Mettre la Littératie Financière en Pratique au Sein Même de JA Canada

Ed sweater[Ed Zdyb (left) and Andre Gallant, JA Canada’s National Program Manager, showing off their (questionable) fashion choices.]

Certaines personnes travaillent sans relâche « dans les coulisses » afin de permettre à JA Canada d’exercer son mandat chaque jour et de progresser en tant qu’organisation. Bien que ces personnes soient rarement sous les projecteurs, leur contribution est inestimable. Une de ces personnes est Ed Zdyb, le directeur des finances de JA Canada. Il supervise et gère le budget, et assure le suivi des revenus et des dépenses de l’organisation. Pour souligner l’importance du travail d’Ed et dresser un portrait d’ensemble des tâches d’ordre financier à réaliser chez JA Canada, il a rédigé un court blogue sur son rôle, les défis qu’il doit relever pour gérer le budget d’un organisme à but non lucratif, de l’importance de préparer des rapports financiers et de la transparence ainsi que du processus d’établissement d’un budget annuel.

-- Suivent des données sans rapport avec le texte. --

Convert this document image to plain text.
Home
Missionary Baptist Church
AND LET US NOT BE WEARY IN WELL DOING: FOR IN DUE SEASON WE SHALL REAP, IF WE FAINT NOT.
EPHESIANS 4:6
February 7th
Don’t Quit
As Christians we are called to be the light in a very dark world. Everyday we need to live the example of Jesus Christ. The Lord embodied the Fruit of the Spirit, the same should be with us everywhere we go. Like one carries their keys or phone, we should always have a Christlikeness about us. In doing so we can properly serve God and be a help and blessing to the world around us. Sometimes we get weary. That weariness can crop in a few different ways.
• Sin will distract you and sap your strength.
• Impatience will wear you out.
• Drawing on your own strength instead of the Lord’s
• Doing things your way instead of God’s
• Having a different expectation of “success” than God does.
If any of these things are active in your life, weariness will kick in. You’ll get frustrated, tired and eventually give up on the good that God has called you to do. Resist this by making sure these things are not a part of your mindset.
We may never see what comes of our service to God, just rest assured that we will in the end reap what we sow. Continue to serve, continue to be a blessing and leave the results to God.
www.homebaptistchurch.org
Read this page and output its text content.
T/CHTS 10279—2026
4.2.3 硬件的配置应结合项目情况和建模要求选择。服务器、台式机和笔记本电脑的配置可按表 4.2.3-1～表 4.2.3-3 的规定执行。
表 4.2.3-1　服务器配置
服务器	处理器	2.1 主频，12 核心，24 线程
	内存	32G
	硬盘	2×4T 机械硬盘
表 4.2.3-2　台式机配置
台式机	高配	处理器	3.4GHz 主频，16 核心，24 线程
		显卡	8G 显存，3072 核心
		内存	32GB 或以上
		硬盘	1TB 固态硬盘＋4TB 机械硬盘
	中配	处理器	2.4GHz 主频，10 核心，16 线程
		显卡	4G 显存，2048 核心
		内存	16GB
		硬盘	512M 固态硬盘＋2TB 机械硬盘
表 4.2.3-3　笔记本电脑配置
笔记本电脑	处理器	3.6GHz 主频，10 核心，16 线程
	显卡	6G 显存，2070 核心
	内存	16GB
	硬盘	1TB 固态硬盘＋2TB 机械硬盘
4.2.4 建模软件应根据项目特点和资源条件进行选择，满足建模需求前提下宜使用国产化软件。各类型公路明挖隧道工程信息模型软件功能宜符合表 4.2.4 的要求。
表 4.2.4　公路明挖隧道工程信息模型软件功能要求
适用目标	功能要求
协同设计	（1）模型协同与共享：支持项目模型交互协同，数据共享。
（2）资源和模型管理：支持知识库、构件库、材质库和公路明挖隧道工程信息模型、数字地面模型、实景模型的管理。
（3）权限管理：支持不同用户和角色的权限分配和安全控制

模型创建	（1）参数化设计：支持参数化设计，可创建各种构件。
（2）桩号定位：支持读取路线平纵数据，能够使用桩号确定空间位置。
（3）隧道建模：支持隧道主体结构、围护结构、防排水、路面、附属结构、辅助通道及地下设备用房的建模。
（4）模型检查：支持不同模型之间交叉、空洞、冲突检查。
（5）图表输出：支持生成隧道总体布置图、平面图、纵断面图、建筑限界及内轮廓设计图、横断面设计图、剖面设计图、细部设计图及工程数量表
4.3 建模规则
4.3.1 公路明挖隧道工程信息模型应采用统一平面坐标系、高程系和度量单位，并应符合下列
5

Je travaille pour JA Canada depuis environ six mois. Mes fonctions sont d’établir des rapports financiers et d’améliorer le processus tant pour les intervenants internes (équipe de direction, comités, conseil d’administration) que pour les intervenants externes (donateurs, gouvernement, JA Worldwide). Au cours de mes 40 années d’expérience, acquise principalement au sein d’organisations à but non lucratif et d’organismes de bienfaisance, j’ai surmonté pratiquement toutes les difficultés possibles et imaginables en matière de rapports financiers. Dans le cas de JA Canada, je dois faire le suivi des revenus et des dépenses de sorte à assurer l’exactitude des données et la responsabilité financière de l’organisation. Pour ce faire, nous utilisons une comptabilité par fonds : nous séparons les activités en « lots » et les traitons selon des critères établis par le conseil d’administration et les donateurs.

Il y a également des règles comptables à respecter, qui sont établies par des organismes de normalisation comptable comme Comptables professionnels agréés Canada, afin d’assurer l’uniformité des rapports financiers dans l’ensemble des organisations à but non lucratif, d’organismes de bienfaisance et associations. De cette façon, une partie prenante qui envisage de s’associer à un organisme (notamment au moyen d’une entente de contribution pluriannuelle) peut en évaluer la stabilité financière de façon fiable. Lorsqu’il s’agit d’un organisme comme JA Canada, l’élément clé pour tout département de comptabilité est d’être en mesure d’utiliser les nombres et les fonds d’une façon transparente et que toutes les parties prenantes comprendront. C’est ce que j’appelle « raconter une histoire cent-sée ».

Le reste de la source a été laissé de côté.